Investing: March 2008 Archives
I’ve been reading Mike “Mish” Shedlock’s economic commentary for a while now. This comment struck me as something that would be very funny if things weren’t so serious:
If you were by any chance wondering why mortgage rates were not following the Fed’s slash and burn policy of lower rates, the…short answer is rising default risk.
But let’s not be too gloomy here.
Other than overleverage, bad debts, sinking home prices, no jobs, shrinking wages, cash strapped US consumers, rising oil prices, a sinking US dollar, $500 trillion in derivatives not marked to market, rampant overcapacity, underfunded pension plans, looming boomer retirements, no funding for Medicaid, no funding for Medicare, and no Social Security trust fund, everything is just fine.

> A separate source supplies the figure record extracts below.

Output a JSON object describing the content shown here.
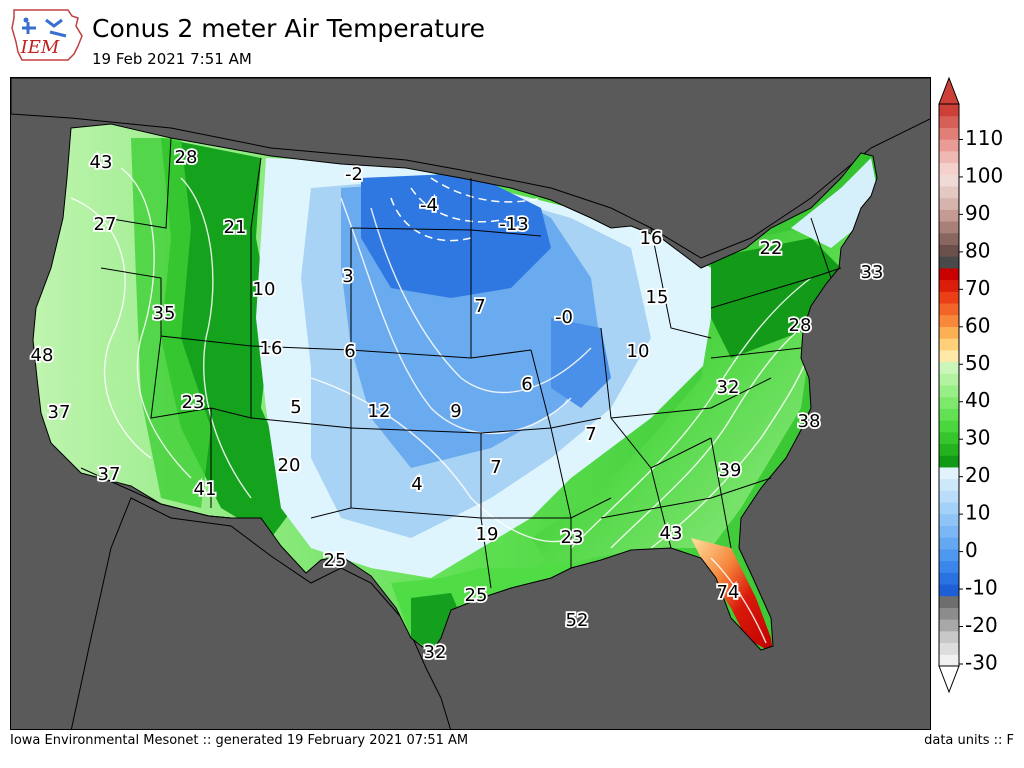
{
  "header": {
    "logo_text": "IEM",
    "title": "Conus 2 meter Air Temperature",
    "subtitle": "19 Feb 2021 7:51 AM"
  },
  "footer": {
    "credit": "Iowa Environmental Mesonet :: generated 19 February 2021 07:51 AM",
    "units": "data units :: F"
  },
  "colors": {
    "ocean": "#595959",
    "deep_blue": "#1f64d8",
    "mid_blue": "#5b9ae8",
    "light_blue": "#a9d3f5",
    "pale_blue": "#dff4fd",
    "light_green": "#a6ef98",
    "mid_green": "#4fdc45",
    "dark_green": "#159f1e",
    "orange": "#f59a4a",
    "red": "#c80000"
  },
  "station_labels": [
    {
      "text": "43"
    },
    {
      "text": "28"
    },
    {
      "text": "-2"
    },
    {
      "text": "-4"
    },
    {
      "text": "-13"
    },
    {
      "text": "16"
    },
    {
      "text": "22"
    },
    {
      "text": "33"
    },
    {
      "text": "27"
    },
    {
      "text": "21"
    },
    {
      "text": "3"
    },
    {
      "text": "10"
    },
    {
      "text": "7"
    },
    {
      "text": "-0"
    },
    {
      "text": "15"
    },
    {
      "text": "35"
    },
    {
      "text": "16"
    },
    {
      "text": "6"
    },
    {
      "text": "10"
    },
    {
      "text": "28"
    },
    {
      "text": "48"
    },
    {
      "text": "6"
    },
    {
      "text": "32"
    },
    {
      "text": "23"
    },
    {
      "text": "5"
    },
    {
      "text": "12"
    },
    {
      "text": "9"
    },
    {
      "text": "37"
    },
    {
      "text": "7"
    },
    {
      "text": "38"
    },
    {
      "text": "20"
    },
    {
      "text": "39"
    },
    {
      "text": "37"
    },
    {
      "text": "41"
    },
    {
      "text": "4"
    },
    {
      "text": "7"
    },
    {
      "text": "19"
    },
    {
      "text": "23"
    },
    {
      "text": "43"
    },
    {
      "text": "25"
    },
    {
      "text": "74"
    },
    {
      "text": "25"
    },
    {
      "text": "52"
    },
    {
      "text": "32"
    }
  ],
  "colorbar": {
    "labels": [
      "110",
      "100",
      "90",
      "80",
      "70",
      "60",
      "50",
      "40",
      "30",
      "20",
      "10",
      "0",
      "-10",
      "-20",
      "-30"
    ],
    "colors": [
      "#f0f0f0",
      "#dddddd",
      "#c8c8c8",
      "#a8a8a8",
      "#8c8c8c",
      "#6e6e6e",
      "#1e5fd6",
      "#2a72e0",
      "#3b86ea",
      "#4f98ef",
      "#64a8f2",
      "#7ab7f4",
      "#8fc4f6",
      "#a4d1f8",
      "#b9ddfa",
      "#cde8fb",
      "#e2f3fd",
      "#119a16",
      "#25b21f",
      "#36c52c",
      "#4ad63d",
      "#63e154",
      "#7ee86d",
      "#98ee87",
      "#b2f2a1",
      "#cbf6bb",
      "#ffe9a8",
      "#ffcf7a",
      "#fdb053",
      "#f8893a",
      "#f26427",
      "#ea3f17",
      "#da1e0a",
      "#c80000",
      "#494949",
      "#6b4f4a",
      "#8a6660",
      "#a88078",
      "#c49a92",
      "#d6b4ad",
      "#e4c8c2",
      "#efdad5",
      "#f6d0cc",
      "#f0b8b2",
      "#e89c95",
      "#e07e77",
      "#d65f58",
      "#cc4038"
    ]
  }
}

The fact that (I believe) we’re heading into a recession has made me reconsider many of my investment strategies. I know that in the very long-run, the market will do well. But why take the hit of staying in the market during a stock market crash if you know one is coming?
There aren’t many types of investments that do well in a recession. I believe silver will be one of them (up over 33% year-to-date). Others include CDs and Treasuries.
I’m also going to be saving up as much cash as I can, for two reasons:
- In case I lose my job, and
- To be able to buy investments for cheap when things are really bad.